One of these girls is Tressa, a 19-year-old former cheerleader from Texas who left her family to come to Miami for the same reasons thousands of other teens did: quick money and fame. We meet her during her first month in the business and watch as she travels back and forth between her Texan hometown and Miami, struggling to make gigs. Watching her break the news to her mom and boyfriend about her career in porn is both cringe-worthy and heart-breaking because of how honest it feels. While you watch them react to her tears, you realize that these two people will never look at her the same way again.

Tressa, who is the closest thing to the film’s protagonist, is the ideal girl for Riley because she’s the perfect model for a subgenre of porn he specializes in—“amateur” porn. Amateur porn is a burgeoning genre in which professional films are shot to look like homemade videos, thus giving viewers the impression that the people they’re watching are not actors. And for the most part, these girls aren’t actors. They’re simply wannabes with delusions of grandeur, something that Bauer and Gradus posit is the by-product of a society that has become desensitized to sexual imagery—thanks to celebrities like Robin Thicke, Justin Bieber, Nikki Minaj and the Kardashians. The filmmakers also suggest that our materialistic culture and casual sex has programmed girls into believing that pornography is acceptable. They accomplish this via slick, rapid-fire montages of music videos filled with sexual imagery.

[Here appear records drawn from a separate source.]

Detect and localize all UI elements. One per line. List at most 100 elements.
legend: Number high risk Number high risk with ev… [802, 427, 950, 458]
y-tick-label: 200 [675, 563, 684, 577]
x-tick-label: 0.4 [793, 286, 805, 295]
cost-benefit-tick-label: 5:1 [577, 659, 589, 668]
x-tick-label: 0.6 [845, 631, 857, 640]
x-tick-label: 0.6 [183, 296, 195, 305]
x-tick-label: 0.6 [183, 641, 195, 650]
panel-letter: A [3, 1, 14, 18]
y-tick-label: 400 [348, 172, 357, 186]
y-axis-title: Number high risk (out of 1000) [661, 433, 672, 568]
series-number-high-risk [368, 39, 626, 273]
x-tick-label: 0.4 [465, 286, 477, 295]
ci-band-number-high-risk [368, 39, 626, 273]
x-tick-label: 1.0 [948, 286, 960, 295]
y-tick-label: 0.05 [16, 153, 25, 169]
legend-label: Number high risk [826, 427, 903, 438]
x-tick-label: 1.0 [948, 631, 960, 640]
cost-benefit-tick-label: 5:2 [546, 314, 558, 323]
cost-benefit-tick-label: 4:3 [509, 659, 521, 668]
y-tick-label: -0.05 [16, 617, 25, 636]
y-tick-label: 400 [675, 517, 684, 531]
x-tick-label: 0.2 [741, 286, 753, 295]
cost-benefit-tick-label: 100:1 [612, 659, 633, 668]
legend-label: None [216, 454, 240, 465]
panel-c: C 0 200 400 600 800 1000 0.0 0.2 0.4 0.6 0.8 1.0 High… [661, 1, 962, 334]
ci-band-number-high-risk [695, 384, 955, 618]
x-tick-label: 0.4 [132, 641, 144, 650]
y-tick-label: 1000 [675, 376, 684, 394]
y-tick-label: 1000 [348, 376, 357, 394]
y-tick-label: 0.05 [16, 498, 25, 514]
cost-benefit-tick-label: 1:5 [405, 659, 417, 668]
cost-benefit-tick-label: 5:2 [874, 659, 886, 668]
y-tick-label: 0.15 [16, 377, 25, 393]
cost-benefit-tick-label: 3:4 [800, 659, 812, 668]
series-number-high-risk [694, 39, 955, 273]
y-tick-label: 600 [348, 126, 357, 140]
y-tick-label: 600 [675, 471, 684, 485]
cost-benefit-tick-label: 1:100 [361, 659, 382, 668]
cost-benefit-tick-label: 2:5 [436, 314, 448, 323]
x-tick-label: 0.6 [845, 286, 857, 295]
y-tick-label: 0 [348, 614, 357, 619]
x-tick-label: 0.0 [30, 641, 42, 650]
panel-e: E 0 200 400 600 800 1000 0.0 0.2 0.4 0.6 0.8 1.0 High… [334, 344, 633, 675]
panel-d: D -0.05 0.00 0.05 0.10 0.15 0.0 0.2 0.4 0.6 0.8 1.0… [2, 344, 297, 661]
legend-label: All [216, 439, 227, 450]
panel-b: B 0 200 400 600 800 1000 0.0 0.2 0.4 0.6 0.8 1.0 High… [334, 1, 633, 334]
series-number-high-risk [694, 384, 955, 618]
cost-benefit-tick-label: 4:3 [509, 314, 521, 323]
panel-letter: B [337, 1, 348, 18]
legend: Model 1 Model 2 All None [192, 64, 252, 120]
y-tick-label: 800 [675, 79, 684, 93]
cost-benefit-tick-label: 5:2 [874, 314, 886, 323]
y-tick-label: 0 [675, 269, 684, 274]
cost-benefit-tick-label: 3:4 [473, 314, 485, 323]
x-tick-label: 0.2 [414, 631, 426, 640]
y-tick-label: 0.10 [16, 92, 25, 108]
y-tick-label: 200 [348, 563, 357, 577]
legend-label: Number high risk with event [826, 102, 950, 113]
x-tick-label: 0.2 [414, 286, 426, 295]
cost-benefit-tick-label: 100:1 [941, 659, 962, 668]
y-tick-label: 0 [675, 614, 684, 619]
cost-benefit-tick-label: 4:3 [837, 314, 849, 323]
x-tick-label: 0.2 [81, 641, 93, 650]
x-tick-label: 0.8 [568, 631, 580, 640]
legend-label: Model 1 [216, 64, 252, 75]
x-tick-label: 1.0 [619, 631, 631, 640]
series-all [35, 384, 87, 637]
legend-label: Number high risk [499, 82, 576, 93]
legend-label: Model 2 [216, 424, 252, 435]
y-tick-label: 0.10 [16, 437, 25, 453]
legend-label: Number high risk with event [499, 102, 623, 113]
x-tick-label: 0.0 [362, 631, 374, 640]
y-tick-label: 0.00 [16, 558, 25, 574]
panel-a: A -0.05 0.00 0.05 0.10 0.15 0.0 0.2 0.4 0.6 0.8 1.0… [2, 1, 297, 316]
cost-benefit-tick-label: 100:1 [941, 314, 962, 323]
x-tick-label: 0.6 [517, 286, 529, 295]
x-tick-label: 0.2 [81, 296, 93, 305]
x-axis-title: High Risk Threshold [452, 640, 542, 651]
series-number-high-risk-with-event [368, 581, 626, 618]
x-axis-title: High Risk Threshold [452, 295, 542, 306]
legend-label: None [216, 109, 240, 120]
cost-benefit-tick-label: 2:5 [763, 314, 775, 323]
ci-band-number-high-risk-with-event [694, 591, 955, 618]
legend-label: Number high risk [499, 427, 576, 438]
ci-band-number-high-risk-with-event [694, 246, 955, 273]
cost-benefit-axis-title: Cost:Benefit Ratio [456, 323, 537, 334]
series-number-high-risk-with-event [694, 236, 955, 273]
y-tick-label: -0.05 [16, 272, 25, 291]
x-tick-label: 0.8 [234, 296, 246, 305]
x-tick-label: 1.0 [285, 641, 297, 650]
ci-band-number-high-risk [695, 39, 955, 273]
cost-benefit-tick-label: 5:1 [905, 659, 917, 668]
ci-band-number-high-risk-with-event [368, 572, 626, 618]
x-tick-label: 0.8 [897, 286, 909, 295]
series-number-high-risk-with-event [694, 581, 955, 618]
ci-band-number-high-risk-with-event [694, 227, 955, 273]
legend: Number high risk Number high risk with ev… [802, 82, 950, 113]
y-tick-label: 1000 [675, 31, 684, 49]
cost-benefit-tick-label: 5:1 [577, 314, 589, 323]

While the abundance of these montages, as well as a plethora of stats like “40% of porn depicts violence against women” and “abuse porn is more popular than McDonalds” are informative, even powerful, the filmmakers’ decision to not delve deeper into these points ends up stifling its impact. Is it an exposé of the pornography industry or simply a PowerPoint presentation? Moreover, the film doesn’t dig into what makes these girls take up porn? Is it social media and celebrity culture? Is it our male-dominated society? Is it their rural, religious upbringing? Is it our materialistic culture? Or is it a combination of all these elements? By refusing to give the audience a concrete answer, and choosing a broad approach to the material, the filmmakers leave us hanging with more questions than answers. Perhaps this was their original intention. This may work for stirring up post-film discussions but it doesn’t make for very fulfilling cinema.

B-

 

HOT GIRLS WANTED

Director: Jill Bauer, Ronna Gradus
Screenwriter: Brittany Huckabee
Cast: Tressa Silguero, Riley Reynolds, Kendall Plemons
Producer: Rashida Jones, Jill Bauer, Ronna GradusBrittany Huckabee

Editor: Brittany Huckabee
Cinematographer: Ronna Gradus
Music: Tyler Strickland, Daniel Ahearn (songs)

Running time: 82 minutes
Companies: Netflix, Two to Tangle Productions
Rating: N/A

Hot Girls Wanted is now available to stream on Netflix.